When I’m walking through a department store, I’m seeing a lot of clothes that look like hospital gowns, and I wonder why. I think that beautiful clothes should have a shape. But I am also very grateful that Uniqlo exists.
You wear Uniqlo?
My daily uniform upstate is a Uniqlo Heattech T-shirt — there are some that were designed by Celia Birtwell in 2013; those are the best ones. I wear those and Patagonia Polartec hoodies, and Uniqlo makes some really good, really thick Heattech sweaters. They age very badly, but that’s okay. You kind of want to look scary when you live in the country.
Other than your clothes, what has changed since your Vogue days?
Well, there’s a lot less money! But, my time is my own, and I owe nothing to anyone.
Does it blow your mind that your former colleagues, like Carine Roitfeld, are still in the fashion game?
This is what they do, and this is what they know how to do.

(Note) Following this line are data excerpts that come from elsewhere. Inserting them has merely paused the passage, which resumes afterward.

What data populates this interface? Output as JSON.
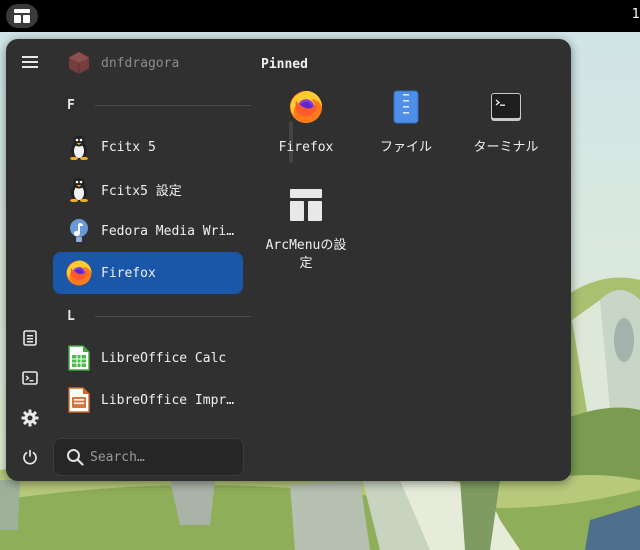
{
  "topbar": {
    "apps_icon": "activities-grid-icon",
    "clock_partial": "1"
  },
  "sidebar": {
    "icons": [
      "hamburger-menu-icon",
      "document-icon",
      "terminal-icon",
      "gear-icon",
      "power-icon"
    ]
  },
  "app_list": {
    "top_item": "dnfdragora",
    "sections": [
      {
        "letter": "F",
        "apps": [
          {
            "label": "Fcitx 5",
            "icon": "penguin-icon"
          },
          {
            "label": "Fcitx5 設定",
            "icon": "penguin-icon"
          },
          {
            "label": "Fedora Media Wri…",
            "icon": "fedora-icon"
          },
          {
            "label": "Firefox",
            "icon": "firefox-icon",
            "selected": true
          }
        ]
      },
      {
        "letter": "L",
        "apps": [
          {
            "label": "LibreOffice Calc",
            "icon": "calc-icon"
          },
          {
            "label": "LibreOffice Impr…",
            "icon": "impress-icon"
          }
        ]
      }
    ]
  },
  "search": {
    "placeholder": "Search…",
    "value": ""
  },
  "pinned": {
    "title": "Pinned",
    "items": [
      {
        "label": "Firefox",
        "icon": "firefox-icon"
      },
      {
        "label": "ファイル",
        "icon": "files-icon"
      },
      {
        "label": "ターミナル",
        "icon": "terminal-icon"
      },
      {
        "label_line1": "ArcMenuの設",
        "label_line2": "定",
        "icon": "arcmenu-icon"
      }
    ]
  },
  "colors": {
    "menu_bg": "#303030",
    "selected": "#1b57a8",
    "topbar": "#000000"
  }
}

What I know how to do is to write. I’m never happier than when I’m writing, or when I’m rehearsing a play. It’s the same kind of thing: It’s being in the middle of the work, without thinking of the outside world.
Do you still have a fashion squad of sorts?
After Vogue, two people came into my life at the exact moment when everything else was disappearing: Christopher Niquet, who is a brilliant stylist, writer and reader, and his boyfriend, Zac Posen. I wouldn’t say it is a fashion squad, but here are two people in fashion who are very close to me. And we talk about books and movies, and food. We don’t talk about fashion.
That’s a solid squad.
Oh, and the Missoni family! When I read on the front page of the New York Times that Angela Missoni had made 1200 pussy hats and put them on the seats of all of the guests at her [fall 2017] show, I thought, “She’s doing the right thing.” And I immediately sent her an email that basically said, “I want a pussy hat, now.”
The accessory of the season, right?
It’s very funny about the pussy hat. When it first started [to catch on], I thought it was a stupid idea. And then, when I saw the photographs of the marches, those pink hats made the crowds look like fields of flowers — they weren’t ugly! It’s the intersection of fashion and politics. I think what’s going to come forth, politically, is that women across the world are going to be the ones to make the change.
What other designers are “doing the right thing”?
I love my classics that have been with me all my life, like my Sonia Rykiel. [The brand] makes a woman look more beautiful when she’s got it on than when she doesn’t — which is not the case of those hospital-gown dresses.
One more question…
Comfortable shoes. Whatever it is, the answer is: a pair of comfortable shoes.